Hace pocos años se anunció el descifrado del genoma de nuestra especie y, en ese instante, la ciencia comenzó a conocer la fórmula para crear a un ser humano, demostrándonos con ello que toda evolución de la vida ha partido de una misma materia, aún existiendo sobre ello diversas incógnitas. A saber:
¿Por qué si los genes de la mosca del vinagre coinciden en un 60 por ciento con los de la especie humana, existe tanta diferencia? ¿Dónde se halla el punto exacto en el que se evolucionó al principio de los tiempos hacia un humano, un mono o un ratón?
Otras interrogaciones: ¿Cuáles son los genes directos de la inteligencia y qué pasará si, una vez identificados, se les incorporan a otras especies? ¿Desarrollarán capacidades intelectuales?
Parecían faltar años para responder a esas cuestiones, aunque desde hoy no tanto. Es inequívoco y demostrable: el futuro siempre nos alcanza. Está ahí y debemos asimilarlo sin asombro, pues vendrán más realidades que nos dejarán lelos. Será como penetrar de la mano de Alicia en el País de las Maravillas, con la salvedad de que sus actos sorprendentes serán ciertos, no soñados.
Toda la historia humana está envuelta en matices asombrosos. ¿Quién le iba a decir a un monje austríaco de la Orden de los Agustinos, llamado Gregor Mendel, que sus inocentes experimentos con guisantes, iniciados en 1856 en el jardín del monasterio que habitara terminarían demostrando las leyes de la herencia?

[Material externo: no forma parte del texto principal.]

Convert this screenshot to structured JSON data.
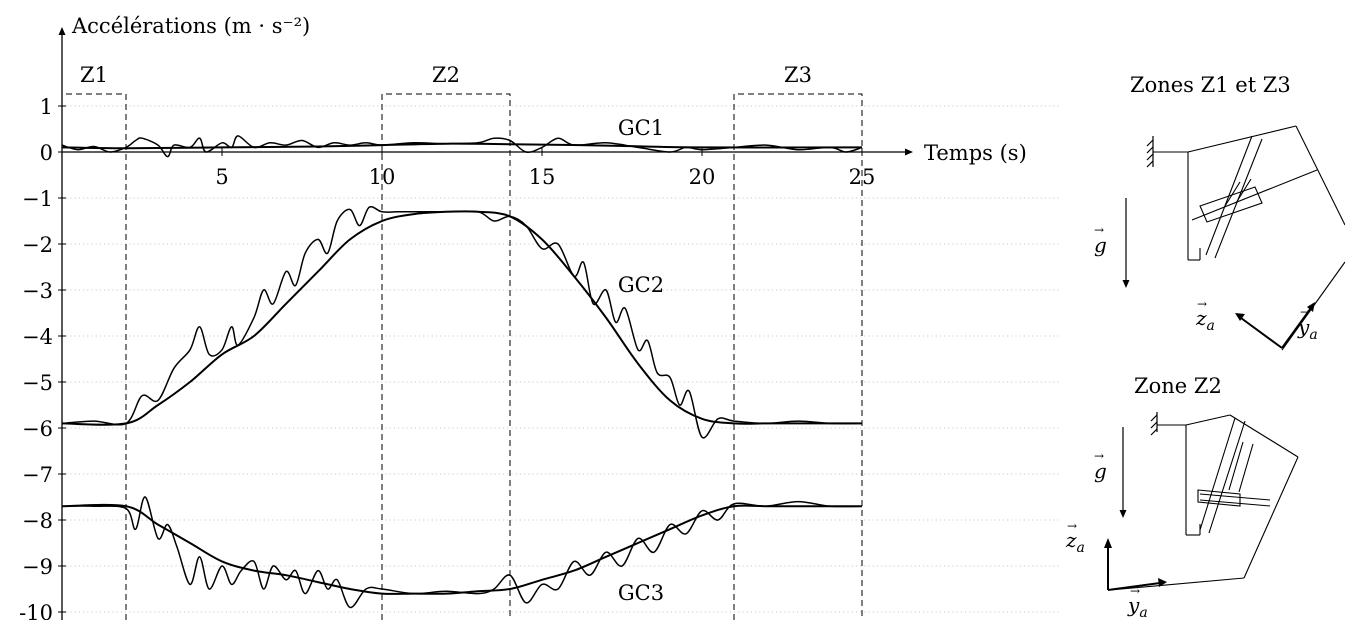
{
  "chart_data": {
    "type": "line",
    "title": "",
    "ylabel": "Accélérations (m · s⁻²)",
    "xlabel": "Temps (s)",
    "x_ticks": [
      "5",
      "10",
      "15",
      "20",
      "25"
    ],
    "y_ticks": [
      "1",
      "0",
      "−1",
      "−2",
      "−3",
      "−4",
      "−5",
      "−6",
      "−7",
      "−8",
      "−9",
      "-10"
    ],
    "xlim": [
      0,
      25
    ],
    "ylim": [
      -10,
      1.3
    ],
    "grid": "dotted horizontal",
    "zones": [
      {
        "label": "Z1",
        "x": [
          0,
          2
        ]
      },
      {
        "label": "Z2",
        "x": [
          10,
          14
        ]
      },
      {
        "label": "Z3",
        "x": [
          21,
          25
        ]
      }
    ],
    "series": [
      {
        "name": "GC1",
        "smooth": {
          "x": [
            0,
            2,
            5,
            8,
            10,
            12,
            14,
            17,
            20,
            25
          ],
          "y": [
            0.1,
            0.08,
            0.1,
            0.12,
            0.15,
            0.18,
            0.17,
            0.14,
            0.1,
            0.1
          ]
        },
        "raw": {
          "x": [
            0,
            0.5,
            1,
            1.5,
            2,
            2.3,
            2.5,
            3,
            3.3,
            3.5,
            4,
            4.3,
            4.5,
            5,
            5.3,
            5.5,
            6,
            6.5,
            7,
            7.5,
            8,
            8.5,
            9,
            9.5,
            10,
            11,
            12,
            13,
            13.5,
            14,
            14.5,
            15,
            15.5,
            16,
            17,
            18,
            19,
            19.5,
            20,
            21,
            22,
            23,
            24,
            24.5,
            25
          ],
          "y": [
            0.15,
            0.05,
            0.12,
            0.0,
            0.1,
            0.25,
            0.3,
            0.15,
            -0.1,
            0.15,
            0.1,
            0.3,
            0.0,
            0.2,
            0.1,
            0.35,
            0.1,
            0.2,
            0.15,
            0.25,
            0.1,
            0.2,
            0.15,
            0.2,
            0.15,
            0.2,
            0.18,
            0.2,
            0.3,
            0.25,
            0.0,
            0.1,
            0.3,
            0.15,
            0.2,
            0.1,
            0.0,
            0.1,
            0.05,
            0.1,
            0.15,
            0.05,
            0.1,
            0.0,
            0.1
          ]
        }
      },
      {
        "name": "GC2",
        "smooth": {
          "x": [
            0,
            2,
            3,
            4,
            5,
            6,
            7,
            8,
            9,
            10,
            11,
            12,
            13,
            14,
            15,
            16,
            17,
            18,
            19,
            20,
            21,
            22,
            23,
            24,
            25
          ],
          "y": [
            -5.9,
            -5.9,
            -5.5,
            -5.0,
            -4.4,
            -4.0,
            -3.3,
            -2.6,
            -1.9,
            -1.5,
            -1.35,
            -1.3,
            -1.3,
            -1.4,
            -1.9,
            -2.7,
            -3.6,
            -4.6,
            -5.4,
            -5.8,
            -5.9,
            -5.9,
            -5.9,
            -5.9,
            -5.9
          ]
        },
        "raw": {
          "x": [
            0,
            1,
            2,
            2.5,
            3,
            3.5,
            4,
            4.3,
            4.6,
            5,
            5.3,
            5.5,
            6,
            6.3,
            6.6,
            7,
            7.3,
            7.6,
            8,
            8.3,
            8.6,
            9,
            9.3,
            9.6,
            10,
            10.5,
            11,
            12,
            13,
            13.5,
            14,
            14.5,
            15,
            15.5,
            16,
            16.3,
            16.6,
            17,
            17.3,
            17.6,
            18,
            18.3,
            18.6,
            19,
            19.3,
            19.6,
            20,
            20.5,
            21,
            22,
            23,
            24,
            25
          ],
          "y": [
            -5.9,
            -5.85,
            -5.9,
            -5.3,
            -5.4,
            -4.7,
            -4.3,
            -3.8,
            -4.4,
            -4.3,
            -3.8,
            -4.2,
            -3.6,
            -3.0,
            -3.3,
            -2.6,
            -2.9,
            -2.2,
            -1.9,
            -2.2,
            -1.5,
            -1.25,
            -1.6,
            -1.2,
            -1.3,
            -1.3,
            -1.3,
            -1.3,
            -1.3,
            -1.5,
            -1.4,
            -1.6,
            -2.1,
            -2.0,
            -2.7,
            -2.4,
            -3.3,
            -3.0,
            -3.7,
            -3.4,
            -4.3,
            -4.1,
            -4.8,
            -4.9,
            -5.5,
            -5.2,
            -6.2,
            -5.8,
            -5.85,
            -5.9,
            -5.85,
            -5.9,
            -5.9
          ]
        }
      },
      {
        "name": "GC3",
        "smooth": {
          "x": [
            0,
            2,
            3,
            4,
            5,
            6,
            7,
            8,
            9,
            10,
            11,
            12,
            13,
            14,
            15,
            16,
            17,
            18,
            19,
            20,
            21,
            22,
            23,
            24,
            25
          ],
          "y": [
            -7.7,
            -7.7,
            -8.1,
            -8.5,
            -8.9,
            -9.1,
            -9.2,
            -9.35,
            -9.5,
            -9.6,
            -9.6,
            -9.6,
            -9.55,
            -9.5,
            -9.3,
            -9.1,
            -8.8,
            -8.5,
            -8.2,
            -7.9,
            -7.7,
            -7.7,
            -7.7,
            -7.7,
            -7.7
          ]
        },
        "raw": {
          "x": [
            0,
            1,
            2,
            2.3,
            2.6,
            3,
            3.3,
            3.6,
            4,
            4.3,
            4.6,
            5,
            5.3,
            5.6,
            6,
            6.3,
            6.6,
            7,
            7.3,
            7.6,
            8,
            8.3,
            8.6,
            9,
            9.5,
            10,
            11,
            12,
            13,
            13.5,
            14,
            14.5,
            15,
            15.5,
            16,
            16.5,
            17,
            17.5,
            18,
            18.5,
            19,
            19.5,
            20,
            20.5,
            21,
            22,
            23,
            24,
            25
          ],
          "y": [
            -7.7,
            -7.7,
            -7.75,
            -8.2,
            -7.5,
            -8.4,
            -8.1,
            -8.6,
            -9.4,
            -8.8,
            -9.5,
            -9.0,
            -9.4,
            -9.1,
            -8.9,
            -9.5,
            -9.0,
            -9.3,
            -9.1,
            -9.6,
            -9.1,
            -9.5,
            -9.3,
            -9.9,
            -9.5,
            -9.5,
            -9.6,
            -9.55,
            -9.6,
            -9.5,
            -9.2,
            -9.8,
            -9.4,
            -9.5,
            -8.9,
            -9.2,
            -8.7,
            -9.0,
            -8.4,
            -8.7,
            -8.1,
            -8.3,
            -7.8,
            -8.0,
            -7.65,
            -7.7,
            -7.6,
            -7.7,
            -7.7
          ]
        }
      }
    ]
  },
  "side_panels": {
    "top_title": "Zones Z1 et Z3",
    "bottom_title": "Zone Z2",
    "gravity_label": "g",
    "za_label": "z",
    "ya_label": "y",
    "subscript": "a",
    "arrow_glyph": "→"
  }
}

Tal evento desencadenaría una revolución en el conocimiento y las formas de vida que conocemos ya en su totalidad.
No cabe duda, al decir en la zarzuela “La verbena de la Paloma”, con letra de Ricardo Vega y música de Tomás Bretón, algo muy indiscutible: “Las ciencias adelantan que es una barbaridad”.
La sopa primitiva de hace millones de años, en los albores del planeta Tierra, compuesta de un ácido y cuatro moléculas, aseguró la supervivencia, tras inmensos “experimentos”, de la vida, de toda ella, sin diferencia alguna como viene demostrándose con creces a cada paso de la omnisciencia integral.
Lo vivo y lo inanimado provienen de idéntico tronco. Un pedazo de carbón posee casi nuestras mismas moléculas. Lo dijo el filósofo: “No somos nada”, aunque no sea muy cierto.
Aún así, no seamos pesimistas, cada uno de esos asombrosos descubrimientos van salvando cada día mejor a nuestra especie, ya que cuando necesitemos sustituir el brazo enfermo, un corazón adolorido, unos ojos heridos por la luz, los conseguiremos en el gen de una mosca, un ratón o un guisante.
La ciencia seguirá avanzando si no emerge antes un alocado acto pavoroso de autodestrucción. Nuestra raza condescendiente podrá ser eterna tal vez, si bien la muerte liberadora llegará por aburrimiento, ya que suponemos que sería pavoroso coexistir un milenio o más.
Por lo pronto, en medio de estos conceptos científicos casi mágicos, sería bienhechor comenzar a ver los roedores como parte de la familia.